Liberty Steel is expected to shut down 660,000 mt/year blast furnace No. 2 because of the high cost of steel production and low price of rolled steel, with the procuring of raw materials to provide iron smelting operations another factor, according to the sources. The company, which purchased the mill from the Hungarian government in July but has been efectively managing it since February, will use either its own slabs or buy external slabs to keep the rolling mills running.
A Liberty spokesperson did not respond to inquiries from S&P Global at the time of writing.
However, it is not clear whether rolling at the plant currently produces any significant volumes. In June, the mill suspended major rolling mills because of a lack of steelmaking raw materials that Liberty Steel allocated to it. At the time of its acquisition, Dunaferr was running at 30% of capacity with a restart of the idled mills tentatively scheduled for second half of July, but no update has been provided since then.

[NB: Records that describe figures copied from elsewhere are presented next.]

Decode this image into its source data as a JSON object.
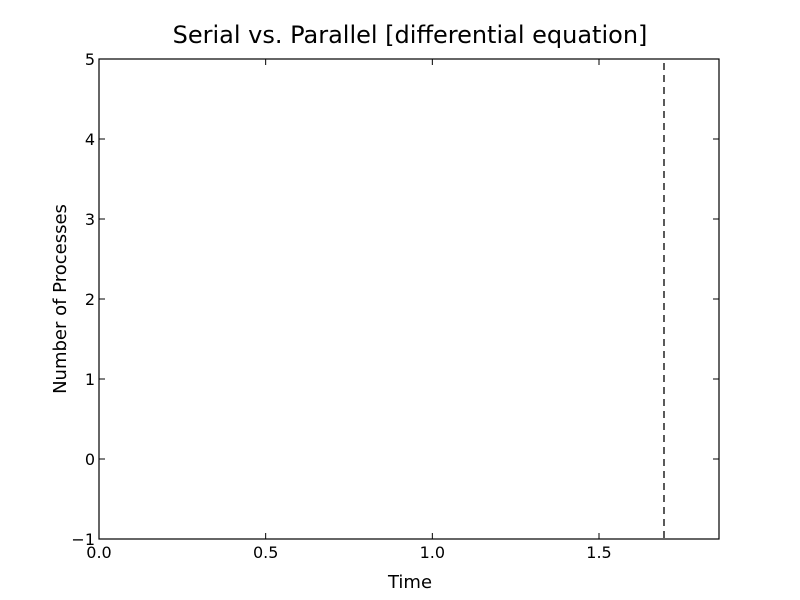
{
  "chart_data": {
    "type": "line",
    "title": "Serial vs. Parallel [differential equation]",
    "xlabel": "Time",
    "ylabel": "Number of Processes",
    "xlim": [
      0.0,
      1.86
    ],
    "ylim": [
      -1,
      5
    ],
    "x_ticks": [
      0.0,
      0.5,
      1.0,
      1.5
    ],
    "x_tick_labels": [
      "0.0",
      "0.5",
      "1.0",
      "1.5"
    ],
    "y_ticks": [
      -1,
      0,
      1,
      2,
      3,
      4,
      5
    ],
    "y_tick_labels": [
      "−1",
      "0",
      "1",
      "2",
      "3",
      "4",
      "5"
    ],
    "grid": false,
    "series": [],
    "annotations": [
      {
        "type": "vline",
        "x": 1.695,
        "style": "dashed",
        "color": "#000000"
      }
    ]
  }
}
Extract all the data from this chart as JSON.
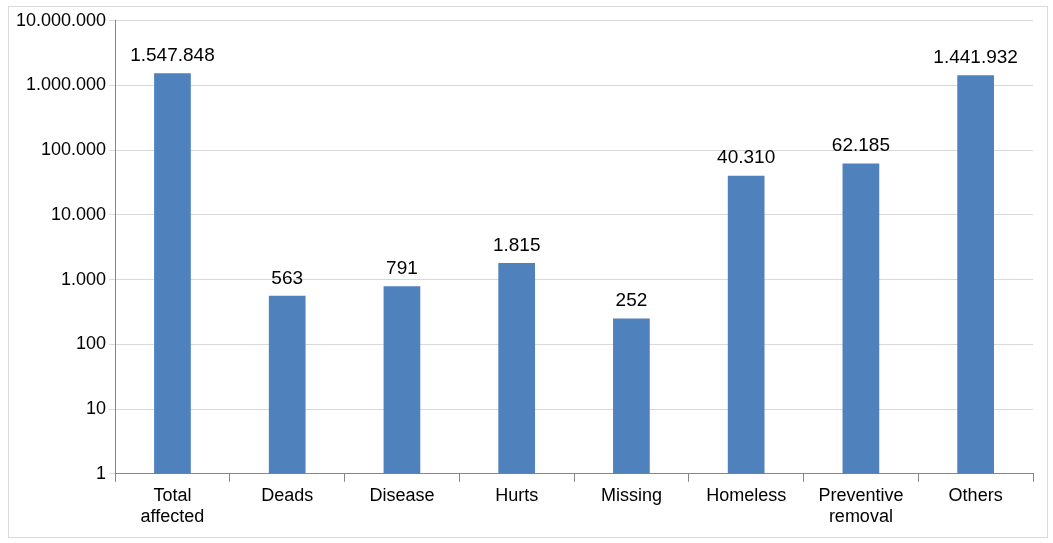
{
  "chart_data": {
    "type": "bar",
    "categories": [
      "Total affected",
      "Deads",
      "Disease",
      "Hurts",
      "Missing",
      "Homeless",
      "Preventive removal",
      "Others"
    ],
    "values": [
      1547848,
      563,
      791,
      1815,
      252,
      40310,
      62185,
      1441932
    ],
    "value_labels": [
      "1.547.848",
      "563",
      "791",
      "1.815",
      "252",
      "40.310",
      "62.185",
      "1.441.932"
    ],
    "color": "#4f81bd",
    "log": true,
    "ylim": [
      1,
      10000000
    ],
    "yticks": [
      1,
      10,
      100,
      {
        "value": 1000,
        "label": "1.000"
      },
      {
        "value": 10000,
        "label": "10.000"
      },
      {
        "value": 100000,
        "label": "100.000"
      },
      {
        "value": 1000000,
        "label": "1.000.000"
      },
      {
        "value": 10000000,
        "label": "10.000.000"
      }
    ],
    "grid": "y"
  }
}
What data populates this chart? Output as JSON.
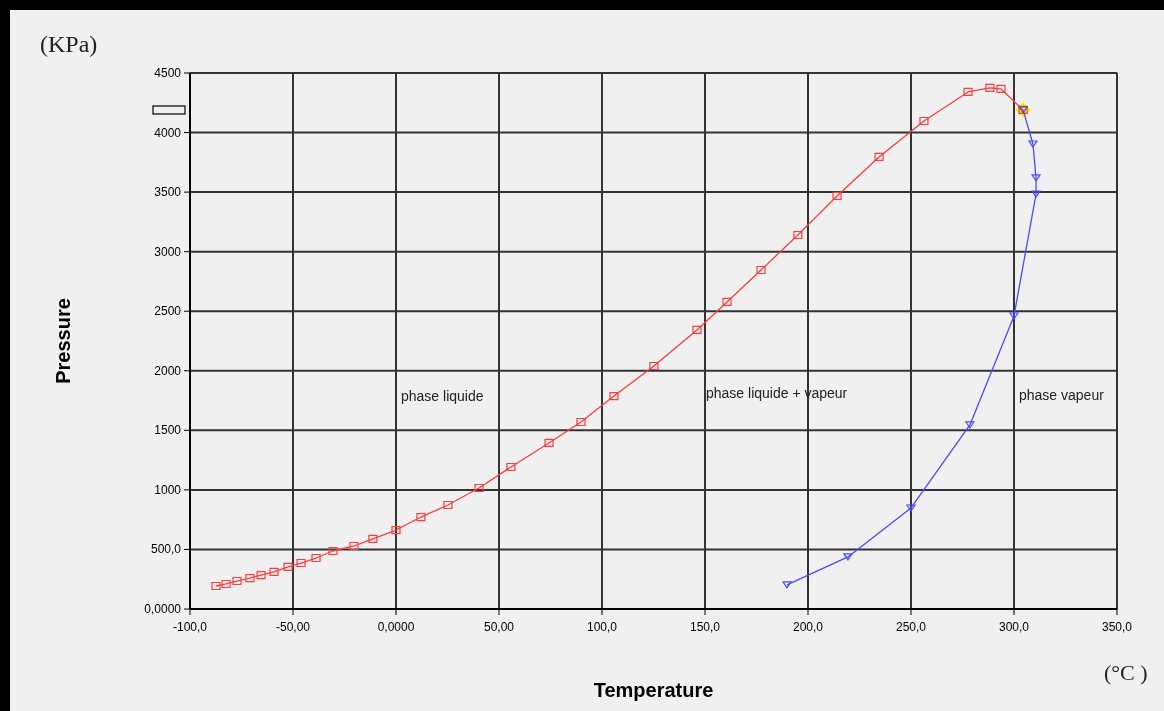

The blast furnace downtime is planned to last at least three months, during which Dunaferr will reroll slabs and/or hot rolled coils it receives from Liberty’s other mills in Eastern Europe — Galati in Romania and Ostrava in the Czech Republic. The choice of semi-finished feedstock had narrowed for the mill since Russia’s invasion of Ukraine, said one of the sources, adding that before the war Dunaferr was also purchasing slabs from Russia and Ukraine.
“The problem though if Liberty shuts down the blast furnace [is that] the Dunaferr mill will be missing the gas for its slab reheating and rolling operations. And if the coke ovens are suspended too, then they [will] have to purchase natural gas on the free market and this might be too expensive to sustain competitive production,” said the source.
The Dunaferr plant has two blast furnaces with a total capacity of 1.2 million mt/year.